Lung Cancer​​

We are advancing next-generation therapies for lung cancer, including non-small cell lung cancer (NSCLC) and other difficult-to-treat subtypes. By leveraging translational medicine and our expertise in immune-cell biology, we develop therapies designed to enhance immune-cell fitness and resilience, enabling more durable responses in patients with advanced lung cancer.

Viral Infections​​​

We are advancing next-generation immunotherapies for viral infections, including COVID 19, SARS, Influenza (H5N1) and RSV, by addressing the underlying immune dysfunction that allows viral persistence. Through translational research and deep understanding of T cell exhaustion in viral infections, we aim to reprogram dysfunctional immune cells and restore durable antiviral immunity—offering the potential for functional cure in patients with lung infections.​

Idiopathic Pulmonary Fibrosis (IPF)​​

Oncofibro is dedicated to addressing the unmet needs in idiopathic pulmonary fibrosis—a progressive, life-limiting lung disease with limited treatment options. Our research focuses on developing precision-targeted therapies that aim to slow or halt fibrotic progression, preserving lung function and improving patient outcomes.​

Broadening the reach ​

While our primary focus remains on lung cancer, viral infections, and lung fibrosis, the platform technology’s unique ability to restore immune function and enhance cell survival/proliferation positions it for broader therapeutic applications:​ ​

• Other Solid Tumors – Including liver cancer, colorectal, pancreatic, ovarian, glioblastoma, sarcoma, bile duct, esophageal, laryngeal, mesothelioma, peritoneal, and other high-mortality cancers where immune exhaustion severely limits current treatments.
• Chronic Viral Infections Such as Hepatitis B infection and other conditions where T-cell anergy and exhaustion hinder effective viral clearance.
• Hematopoietic Stem Cell (HSC) Transplantation Our platform also supports HSC applications, with potential use across cord blood, G-CSF–mobilized peripheral blood, and bone marrow sources.
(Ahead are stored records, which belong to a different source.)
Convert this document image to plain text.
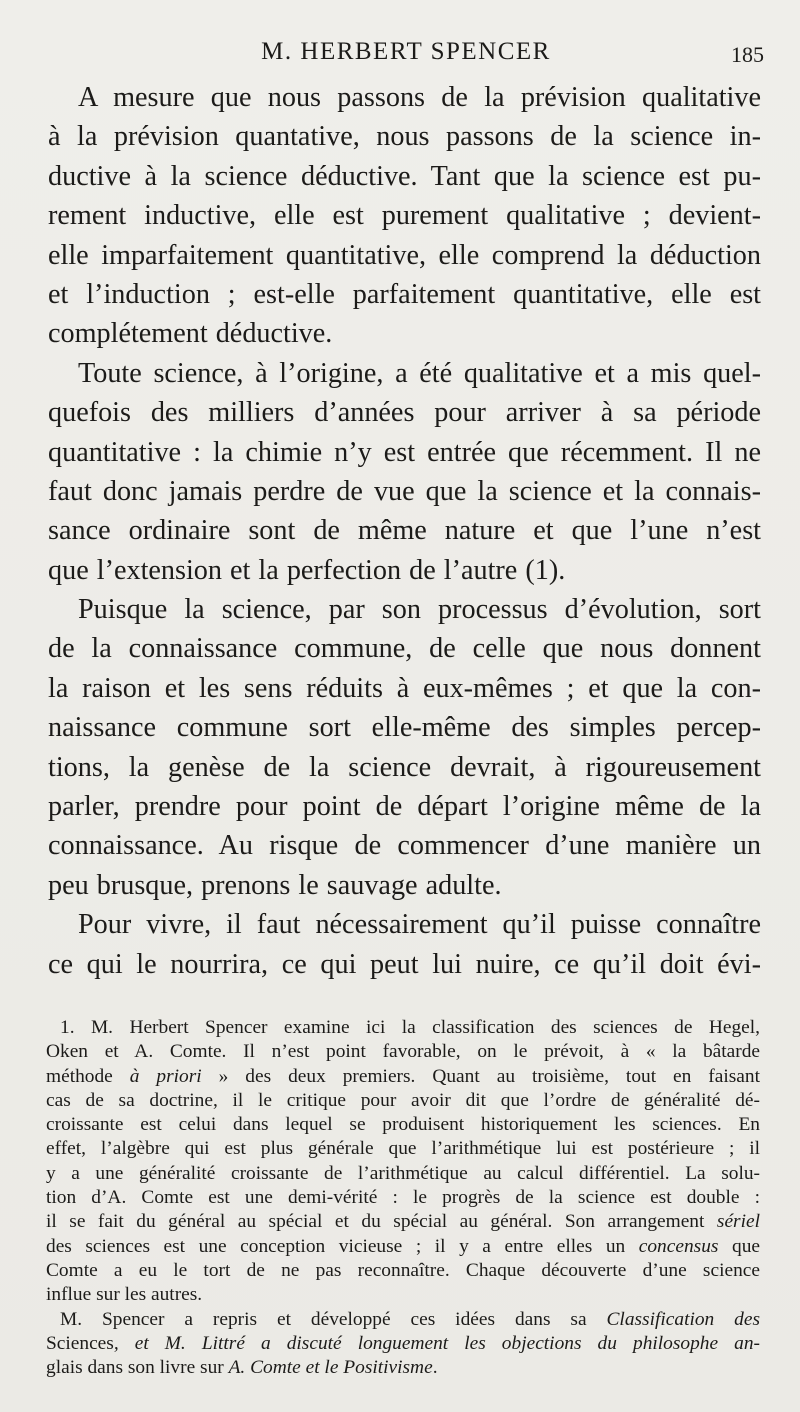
M. HERBERT SPENCER	185
A mesure que nous passons de la prévision qualitative
à la prévision quantative, nous passons de la science in-
ductive à la science déductive. Tant que la science est pu-
rement inductive, elle est purement qualitative ; devient-
elle imparfaitement quantitative, elle comprend la déduction
et l’induction ; est-elle parfaitement quantitative, elle est
complétement déductive.
Toute science, à l’origine, a été qualitative et a mis quel-
quefois des milliers d’années pour arriver à sa période
quantitative : la chimie n’y est entrée que récemment. Il ne
faut donc jamais perdre de vue que la science et la connais-
sance ordinaire sont de même nature et que l’une n’est
que l’extension et la perfection de l’autre (1).
Puisque la science, par son processus d’évolution, sort
de la connaissance commune, de celle que nous donnent
la raison et les sens réduits à eux-mêmes ; et que la con-
naissance commune sort elle-même des simples percep-
tions, la genèse de la science devrait, à rigoureusement
parler, prendre pour point de départ l’origine même de la
connaissance. Au risque de commencer d’une manière un
peu brusque, prenons le sauvage adulte.
Pour vivre, il faut nécessairement qu’il puisse connaître
ce qui le nourrira, ce qui peut lui nuire, ce qu’il doit évi-
1. M. Herbert Spencer examine ici la classification des sciences de Hegel,
Oken et A. Comte. Il n’est point favorable, on le prévoit, à « la bâtarde
méthode à priori » des deux premiers. Quant au troisième, tout en faisant
cas de sa doctrine, il le critique pour avoir dit que l’ordre de généralité dé-
croissante est celui dans lequel se produisent historiquement les sciences. En
effet, l’algèbre qui est plus générale que l’arithmétique lui est postérieure ; il
y a une généralité croissante de l’arithmétique au calcul différentiel. La solu-
tion d’A. Comte est une demi-vérité : le progrès de la science est double :
il se fait du général au spécial et du spécial au général. Son arrangement sériel
des sciences est une conception vicieuse ; il y a entre elles un concensus que
Comte a eu le tort de ne pas reconnaître. Chaque découverte d’une science
influe sur les autres.
M. Spencer a repris et développé ces idées dans sa Classification des
Sciences, et M. Littré a discuté longuement les objections du philosophe an-
glais dans son livre sur A. Comte et le Positivisme.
Transient ex vivo exposure to the fusion protein enhances HSC survival by upregulating Akt–Bcl-2 pro-survival pathways and reducing GranzymeB-mediated stress injury during mobilization and conditioning. This results in more resilient HSCs, enabling faster engraftment and improved immune reconstitution following HSCT.

hematopoietic stem cell (HSC) applications are currently in preclinical development. To advance this program into a first-in-human Phase I study, we are actively seeking licensing partners, philanthropic funding, and grant support.